Kasus kedua, polisi mengamankan seorang pria berinisial D.H di Desa Gemawang, Kecamatan Rambang Niru, Kabupaten Muara Enim. Dalam penggeledahan di sebuah pondok, petugas menemukan dua pucuk senjata api rakitan laras panjang, satu pucuk senjata api rakitan laras pendek, 66 butir amunisi kaliber 5,56 mm, 5 butir amunisi kaliber 9 mm, dua selongsong kaliber 5,56 mm, dan satu selongsong kaliber 9 mm. Tersangka mengaku memiliki senjata tersebut untuk menjaga keselamatan diri dan kebun.

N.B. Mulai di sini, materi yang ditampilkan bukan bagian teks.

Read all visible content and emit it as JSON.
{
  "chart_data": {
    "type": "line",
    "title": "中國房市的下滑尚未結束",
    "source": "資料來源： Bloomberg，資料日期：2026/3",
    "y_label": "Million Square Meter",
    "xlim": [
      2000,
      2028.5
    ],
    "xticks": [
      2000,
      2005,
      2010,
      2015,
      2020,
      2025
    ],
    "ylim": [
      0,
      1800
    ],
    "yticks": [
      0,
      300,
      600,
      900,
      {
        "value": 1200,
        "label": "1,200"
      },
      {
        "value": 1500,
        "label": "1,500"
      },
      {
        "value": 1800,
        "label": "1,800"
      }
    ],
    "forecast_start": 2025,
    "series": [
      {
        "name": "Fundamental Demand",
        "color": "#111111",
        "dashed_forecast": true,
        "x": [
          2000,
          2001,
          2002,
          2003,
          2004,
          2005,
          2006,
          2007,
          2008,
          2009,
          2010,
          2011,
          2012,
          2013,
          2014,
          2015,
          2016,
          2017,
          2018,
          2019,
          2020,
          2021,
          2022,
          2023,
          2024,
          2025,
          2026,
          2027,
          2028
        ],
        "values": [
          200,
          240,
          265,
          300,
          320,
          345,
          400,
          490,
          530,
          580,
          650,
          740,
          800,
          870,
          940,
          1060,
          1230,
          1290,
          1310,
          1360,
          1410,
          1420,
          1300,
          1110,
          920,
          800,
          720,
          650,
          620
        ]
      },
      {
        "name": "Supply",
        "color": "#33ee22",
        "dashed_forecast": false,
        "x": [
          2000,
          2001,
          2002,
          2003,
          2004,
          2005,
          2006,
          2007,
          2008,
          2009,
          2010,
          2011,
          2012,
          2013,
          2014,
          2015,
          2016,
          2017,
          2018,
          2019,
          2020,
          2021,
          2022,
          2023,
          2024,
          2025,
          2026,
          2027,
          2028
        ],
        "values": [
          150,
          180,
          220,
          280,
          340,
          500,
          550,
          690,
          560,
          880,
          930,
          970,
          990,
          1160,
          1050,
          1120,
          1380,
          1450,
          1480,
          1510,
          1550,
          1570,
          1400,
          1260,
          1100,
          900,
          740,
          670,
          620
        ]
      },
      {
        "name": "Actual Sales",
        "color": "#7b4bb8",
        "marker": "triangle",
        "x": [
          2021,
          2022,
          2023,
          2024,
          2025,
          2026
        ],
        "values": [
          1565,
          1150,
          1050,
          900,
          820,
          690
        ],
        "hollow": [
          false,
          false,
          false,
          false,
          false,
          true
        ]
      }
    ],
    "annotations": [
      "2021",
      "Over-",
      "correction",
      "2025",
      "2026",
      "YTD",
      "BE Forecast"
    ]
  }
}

Kasus ketiga, petugas mengamankan seorang pria berinisial A.Z di Desa Ujan Mas Lama, Kecamatan Ujan Mas, Kabupaten Muara Enim. Dari tersangka disita satu pucuk senjata api laras pendek jenis revolver yang ditemukan di kantong celana sebelah kiri. Berdasarkan hasil pemeriksaan, tersangka memperoleh senjata tersebut dari rekannya yang kini berstatus DPO dan diduga bermaksud menjualnya kembali untuk memperoleh keuntungan.
Ketiga tersangka dijerat Pasal 306 KUHP tentang kepemilikan senjata api dan amunisi ilegal, dengan ancaman hukuman pidana penjara paling lama 15 tahun.
Kapolres Muara Enim AKBP Hendri Syaputra menegaskan pihaknya akan terus menindak tegas setiap bentuk kepemilikan maupun peredaran senjata api ilegal yang berpotensi mengganggu keamanan dan ketertiban masyarakat. Ia juga mengimbau masyarakat agar tidak menyimpan, membawa, ataupun memperjualbelikan senjata api tanpa izin, serta mengajak warga yang masih memiliki senjata api rakitan untuk segera menyerahkannya secara sukarela kepada pihak kepolisian. Menurutnya, sinergi antara masyarakat dan kepolisian menjadi kunci dalam menciptakan situasi kamtibmas yang aman dan kondusif di Kabupaten Muara Enim.